青年就拖着不流畅的步子往他面前靠了几步,有点犹豫的样子,最后还是强憋笑问:“什么朋友啊?我认识吗?”
谢启闷笑了一声,说不上是什么情绪作祟,故意就要模糊过去:“刚认识不久的……还有事吗?”
樊林是不擅长隐忍委屈的人,被他故意这样一说,脸色都差了,又深呼了口气,才平静起来。
“我明天要走了,今天给你道个别,你……好好保重。”
谢启含糊嗯了声。
两人伫立在门外,影子都被月光拉扯扭曲在了一起,两人之前在床上打闹的时候都没那么亲密过。
“谢启,我还想再试试。

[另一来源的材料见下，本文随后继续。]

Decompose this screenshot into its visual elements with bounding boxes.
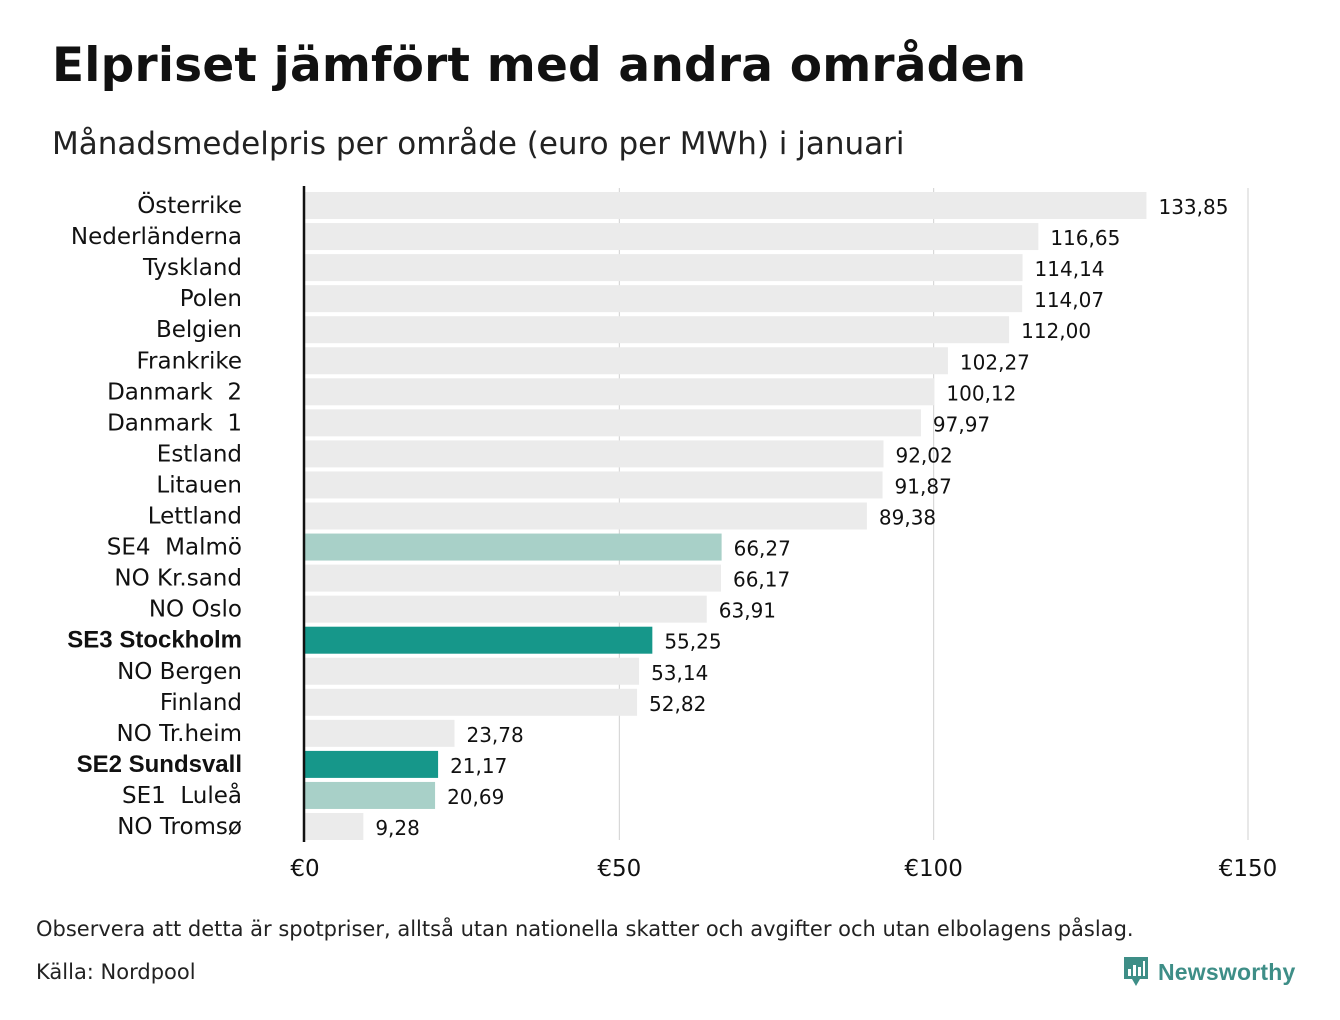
bar-19	[305, 781, 436, 809]
bar-16	[305, 688, 638, 716]
category-label-3: Polen	[180, 286, 242, 312]
value-label-1: 116,65	[1050, 226, 1120, 250]
value-label-14: 55,25	[664, 630, 721, 654]
value-label-12: 66,17	[733, 568, 790, 592]
value-label-3: 114,07	[1034, 288, 1104, 312]
value-label-17: 23,78	[466, 723, 523, 747]
value-label-8: 92,02	[895, 443, 952, 467]
x-tick-label-2: €100	[904, 856, 963, 882]
x-tick-label-1: €50	[597, 856, 641, 882]
value-label-13: 63,91	[719, 599, 776, 623]
category-label-0: Österrike	[137, 191, 242, 219]
brand-logo: Newsworthy	[1122, 955, 1295, 989]
source-note: Källa: Nordpool	[36, 960, 196, 984]
value-label-16: 52,82	[649, 692, 706, 716]
value-label-11: 66,27	[734, 537, 791, 561]
brand-name: Newsworthy	[1158, 958, 1296, 985]
category-label-1: Nederländerna	[71, 224, 242, 250]
value-label-18: 21,17	[450, 754, 507, 778]
category-label-11: SE4 Malmö	[107, 535, 242, 561]
chart-subtitle: Månadsmedelpris per område (euro per MWh…	[52, 126, 905, 162]
category-label-14: SE3 Stockholm	[67, 627, 242, 654]
value-label-2: 114,14	[1035, 257, 1105, 281]
value-label-10: 89,38	[879, 506, 936, 530]
chart-title: Elpriset jämfört med andra områden	[52, 38, 1027, 93]
category-label-6: Danmark 2	[107, 379, 242, 405]
value-label-19: 20,69	[447, 785, 504, 809]
bar-8	[305, 440, 884, 468]
bar-20	[305, 813, 364, 840]
bar-5	[305, 347, 948, 375]
category-label-15: NO Bergen	[117, 659, 242, 685]
value-label-15: 53,14	[651, 661, 708, 685]
category-label-10: Lettland	[148, 504, 242, 530]
bar-6	[305, 378, 935, 406]
category-label-20: NO Tromsø	[117, 814, 242, 840]
value-label-6: 100,12	[946, 381, 1016, 405]
bar-10	[305, 502, 867, 530]
value-label-4: 112,00	[1021, 319, 1091, 343]
value-label-0: 133,85	[1158, 195, 1228, 219]
category-label-5: Frankrike	[137, 348, 243, 374]
footnote: Observera att detta är spotpriser, allts…	[36, 917, 1134, 941]
bar-7	[305, 409, 921, 437]
category-label-7: Danmark 1	[107, 410, 242, 436]
bar-15	[305, 657, 640, 685]
bar-1	[305, 223, 1039, 251]
bar-11	[305, 533, 722, 561]
category-label-17: NO Tr.heim	[117, 721, 242, 747]
bar-chart: Österrike 133,85 Nederländerna 116,65 Tyskla…	[67, 186, 1278, 882]
category-label-19: SE1 Luleå	[122, 781, 242, 809]
category-label-9: Litauen	[156, 472, 242, 498]
category-label-16: Finland	[160, 690, 242, 716]
bar-18	[305, 750, 439, 778]
x-tick-label-0: €0	[290, 856, 319, 882]
bar-0	[305, 192, 1147, 219]
bar-3	[305, 285, 1023, 313]
value-label-20: 9,28	[375, 816, 420, 840]
bar-12	[305, 564, 721, 592]
bar-2	[305, 254, 1023, 282]
category-label-12: NO Kr.sand	[114, 566, 242, 592]
newsworthy-logo-icon	[1124, 957, 1148, 986]
category-label-13: NO Oslo	[149, 597, 242, 623]
category-label-18: SE2 Sundsvall	[77, 751, 242, 778]
category-label-8: Estland	[157, 441, 242, 467]
bar-9	[305, 471, 883, 499]
bar-14	[305, 626, 653, 654]
bar-13	[305, 595, 707, 623]
bar-4	[305, 316, 1010, 344]
value-label-5: 102,27	[960, 350, 1030, 374]
category-label-2: Tyskland	[142, 255, 242, 281]
x-tick-label-3: €150	[1219, 856, 1278, 882]
value-label-9: 91,87	[895, 474, 952, 498]
category-label-4: Belgien	[156, 317, 242, 343]
value-label-7: 97,97	[933, 412, 990, 436]
bar-17	[305, 719, 455, 747]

”
忽然的一句话把他脑中酒气都给冲散了,谢启摸不着头脑的抬起头,他现在脑子反映慢的很,这话说一半不说一半的,
弄得他心弦一动。
想试试,是指……想跟他试试在一起吗?试试一起把秦敛忘掉吗?
谢启握紧了拳头,微微发颤起来。
忘人这种事他最有经验了,樊林跟他在一起,一定可以把秦敛这块魔障给忘掉的,不知从哪里来的自信四面八方的吹来
,把身子都要吹涨了,飘飘然的。
“我想再试试,你说得对,我不能把自己看轻了……只要我出色点,他总会一天会对我另眼相看的,是吧?”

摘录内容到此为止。